« L’exagération à outrance »

Imaginez! Nous ne sommes que le 9 juillet 1986 et donc encore loin des attentats contre les deux tours new-yorkaises, mais déjà, le spectre du terrorisme commençait à secouer la planète. La rectitude politique se pointait à l’horizon. J’avais trouvé que les médias et d’autres exagéraient et j’avais commenté dans mon éditorial du journal Le Carillon de cette date-là. Le voici, car je trouve que l’exagération est encore une marque de notre société…

« Le pléonasme est voulu. Pour décrier certaines outrances, il est parfois nécessaire d’« exagérer l’exagération ». Les Américains nous en ont donné un exemple frappant en fin de semaine, mais ils n’en ont pas le monopole.

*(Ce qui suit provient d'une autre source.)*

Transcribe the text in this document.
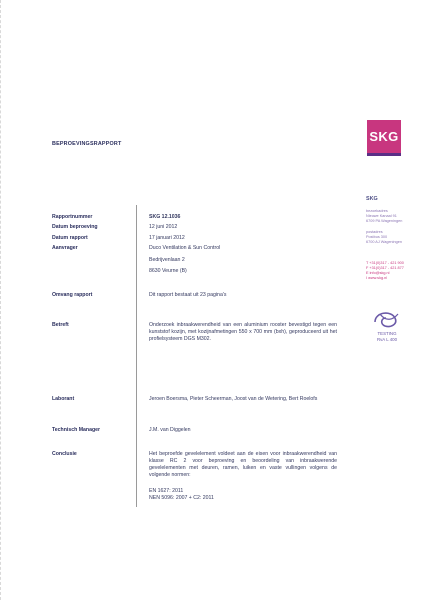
BEPROEVINGSRAPPORT	SKG
Rapportnummer	SKG 12.1036
Datum beproeving	12 juni 2012
Datum rapport	17 januari 2012
Aanvrager	Duco Ventilation & Sun Control
Bedrijvenlaan 2
8630 Veurne (B)
Omvang rapport	Dit rapport bestaat uit 23 pagina's
Betreft	Onderzoek inbraakwerendheid van een aluminium rooster bevestigd tegen een kunststof kozijn, met kozijnafmetingen 550 x 700 mm (bxh), geproduceerd uit het profielsysteem DGS M302.
Laborant	Jeroen Boersma, Pieter Scheerman, Joost van de Wetering, Bert Roelofs
Technisch Manager	J.M. van Diggelen
Conclusie	Het beproefde gevelelement voldeet aan de eisen voor inbraakwerendheid van klasse RC 2 voor beproeving en beoordeling van inbraakwerende gevelelementen met deuren, ramen, luiken en vaste vullingen volgens de volgende normen:
EN 1627: 2011
NEN 5096: 2007 + C2: 2011
SKG
bezoekadres
Nieuwe Kanaal 91
6709 PA Wageningen
postadres
Postbus 300
6700 AJ Wageningen
T +31(0)317 - 421 900
F +31(0)317 - 421 877
E info@skg.nl
I www.skg.nl
TESTING
RvA L 400
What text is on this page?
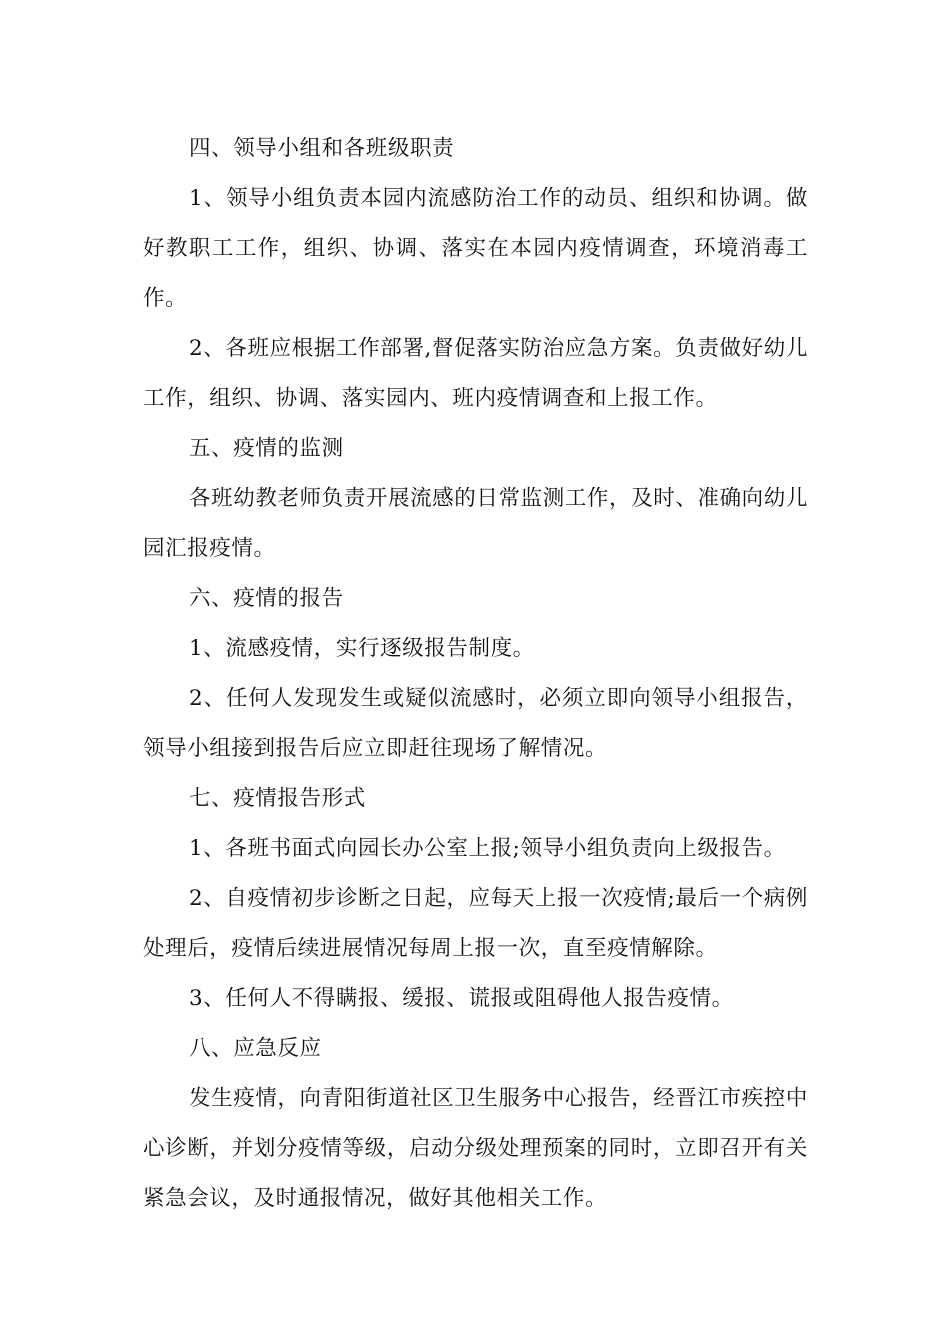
四、领导小组和各班级职责

1、领导小组负责本园内流感防治工作的动员、组织和协调。做好教职工工作，组织、协调、落实在本园内疫情调查，环境消毒工作。

2、各班应根据工作部署,督促落实防治应急方案。负责做好幼儿工作，组织、协调、落实园内、班内疫情调查和上报工作。

五、疫情的监测

各班幼教老师负责开展流感的日常监测工作，及时、准确向幼儿园汇报疫情。

六、疫情的报告

1、流感疫情，实行逐级报告制度。

2、任何人发现发生或疑似流感时，必须立即向领导小组报告，领导小组接到报告后应立即赶往现场了解情况。

七、疫情报告形式

1、各班书面式向园长办公室上报;领导小组负责向上级报告。

2、自疫情初步诊断之日起，应每天上报一次疫情;最后一个病例处理后，疫情后续进展情况每周上报一次，直至疫情解除。

3、任何人不得瞒报、缓报、谎报或阻碍他人报告疫情。

八、应急反应

发生疫情，向青阳街道社区卫生服务中心报告，经晋江市疾控中心诊断，并划分疫情等级，启动分级处理预案的同时，立即召开有关紧急会议，及时通报情况，做好其他相关工作。
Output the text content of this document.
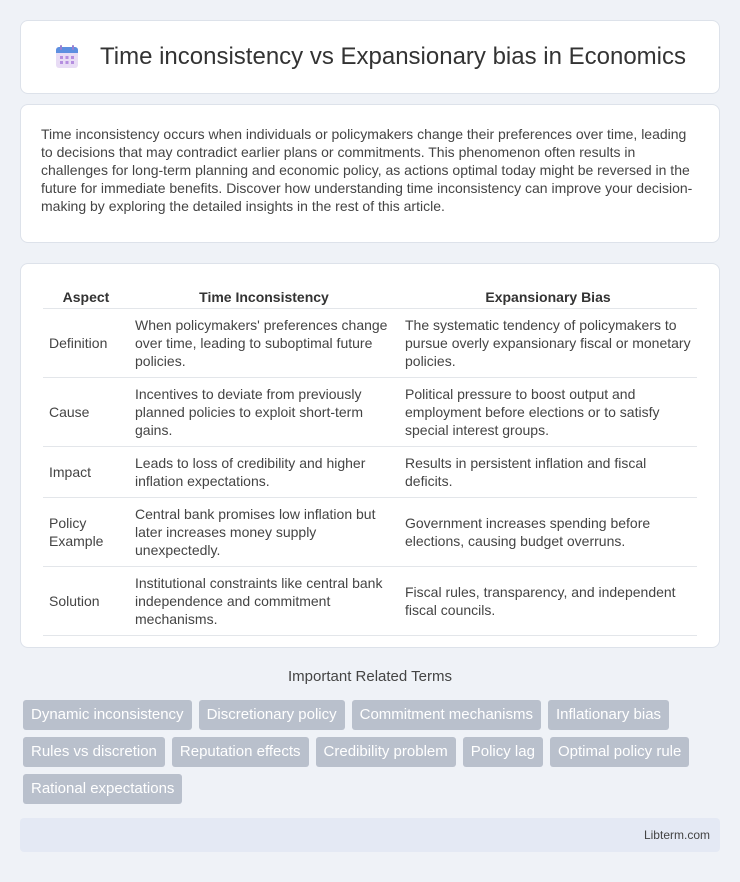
Time inconsistency vs Expansionary bias in Economics

Time inconsistency occurs when individuals or policymakers change their preferences over time, leading to decisions that may contradict earlier plans or commitments. This phenomenon often results in challenges for long-term planning and economic policy, as actions optimal today might be reversed in the future for immediate benefits. Discover how understanding time inconsistency can improve your decision-making by exploring the detailed insights in the rest of this article.

Aspect	Time Inconsistency	Expansionary Bias
Definition	When policymakers' preferences change over time, leading to suboptimal future policies.	The systematic tendency of policymakers to pursue overly expansionary fiscal or monetary policies.
Cause	Incentives to deviate from previously planned policies to exploit short-term gains.	Political pressure to boost output and employment before elections or to satisfy special interest groups.
Impact	Leads to loss of credibility and higher inflation expectations.	Results in persistent inflation and fiscal deficits.
Policy Example	Central bank promises low inflation but later increases money supply unexpectedly.	Government increases spending before elections, causing budget overruns.
Solution	Institutional constraints like central bank independence and commitment mechanisms.	Fiscal rules, transparency, and independent fiscal councils.
Important Related Terms
Dynamic inconsistency	Discretionary policy	Commitment mechanisms	Inflationary bias
Rules vs discretion	Reputation effects	Credibility problem	Policy lag	Optimal policy rule
Rational expectations
Libterm.com
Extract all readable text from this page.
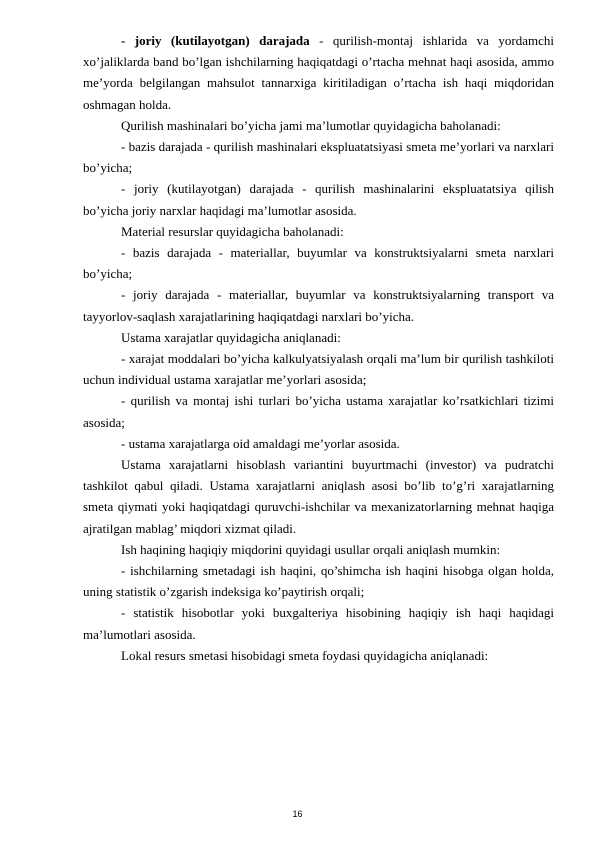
- joriy (kutilayotgan) darajada - qurilish-montaj ishlarida va yordamchi xo’jaliklarda band bo’lgan ishchilarning haqiqatdagi o’rtacha mehnat haqi asosida, ammo me’yorda belgilangan mahsulot tannarxiga kiritiladigan o’rtacha ish haqi miqdoridan oshmagan holda.

Qurilish mashinalari bo’yicha jami ma’lumotlar quyidagicha baholanadi:

- bazis darajada - qurilish mashinalari ekspluatatsiyasi smeta me’yorlari va narxlari bo’yicha;

- joriy (kutilayotgan) darajada - qurilish mashinalarini ekspluatatsiya qilish bo’yicha joriy narxlar haqidagi ma’lumotlar asosida.

Material resurslar quyidagicha baholanadi:

- bazis darajada - materiallar, buyumlar va konstruktsiyalarni smeta narxlari bo’yicha;

- joriy darajada - materiallar, buyumlar va konstruktsiyalarning transport va tayyorlov-saqlash xarajatlarining haqiqatdagi narxlari bo’yicha.

Ustama xarajatlar quyidagicha aniqlanadi:

- xarajat moddalari bo’yicha kalkulyatsiyalash orqali ma’lum bir qurilish tashkiloti uchun individual ustama xarajatlar me’yorlari asosida;

- qurilish va montaj ishi turlari bo’yicha ustama xarajatlar ko’rsatkichlari tizimi asosida;

- ustama xarajatlarga oid amaldagi me’yorlar asosida.

Ustama xarajatlarni hisoblash variantini buyurtmachi (investor) va pudratchi tashkilot qabul qiladi. Ustama xarajatlarni aniqlash asosi bo’lib to’g’ri xarajatlarning smeta qiymati yoki haqiqatdagi quruvchi-ishchilar va mexanizatorlarning mehnat haqiga ajratilgan mablag’ miqdori xizmat qiladi.

Ish haqining haqiqiy miqdorini quyidagi usullar orqali aniqlash mumkin:

- ishchilarning smetadagi ish haqini, qo’shimcha ish haqini hisobga olgan holda, uning statistik o’zgarish indeksiga ko’paytirish orqali;

- statistik hisobotlar yoki buxgalteriya hisobining haqiqiy ish haqi haqidagi ma’lumotlari asosida.

Lokal resurs smetasi hisobidagi smeta foydasi quyidagicha aniqlanadi:

16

Pour divers motifs, ne sommes-nous pas tous un peu portés à l’exagération? Après tout, le poisson sorti de l’eau est toujours un peu plus gros que la réalité, comme tout bon pêcheur le constate.

Nous revenons donc aux célébrations américaines de la « Liberté ». Pas n’importe laquelle « Liberté », Madame elle-même et sa statue. Heureusement, ils n’ont pas poussé leur zèle à rafistoler la statue « à la moderne ». Non. On l’a restaurée à coup de millions, comme une œuvre d’art pour la postérité, symbole de ce qu’est l’Amérique du Nord pour les Nord-Américains.

Nous, Canadiens, pouvons aussi nous identifier à cette célébration. Notre système, notre mode de vie, s’est largement inspiré de cet « American Way of Life ». Si les Américains, dans leur exagération de fête (tout par milliers au lieu de centaines ou de dizaines), ont voulu souligner leur amour de la Liberté, nous, Canadiens, devrions en profiter pour nous vanter d’avoir peut-être dépassé nos voisins du Sud. Les diverses tendances moralisatrices gouvernementales n’ont pas encore réussi à diminuer cette liberté ou encore à l’entraver. Il faut d’ailleurs tout faire pour la préserver.

L’exagération américaine, avec ses 40 000 feux d’artifice, ses milliers de bateaux de toutes grosseurs, sa centaine « d’Elvis », ses dizaines de milliers de « lampes Eveready, ses dizaines de coups de canon, ses millions de « piastres », nous font réfléchir sur la fragilité de la Liberté.

L’Amérique du Nord n’est pas à l’abri des revirements et d’une autre forme d’exagération, politique celle-là, que l’on surnomme le « terrorisme ». La terreur est devenue la revendication politique outrée. Le Canada et nos voisins du Sud n’en sont pas immunisés.

La Liberté nord-américaine n’est pas enviée par tous les peuples, rappelons-le. Des « khoménistes » la considèrent toujours comme la racine de tous les maux… des communistes aussi! La « liberté » n’a pas la même définition partout; nous l’avons exagérée pour que tous puissent en profiter au maximum.

Dans un même ordre d’idées, mais au Canada cette fois, il nous a été donné dernièrement de voir une autre forme d’exagération… celle du commercialisme démesuré que l’on baptise « West Edmonton Mall ». C’est là que des gens se tuent, en s’amusant dans des appareils de 142 pieds de haut, à l’abri des intempéries, logés quelque part entre 800 magasins, un lac artificiel avec vagues artificielles, des glissages d’eau hautes de 82 pieds, des sous-marins, des requins et des autruches. Quatre rues de large; huit de long.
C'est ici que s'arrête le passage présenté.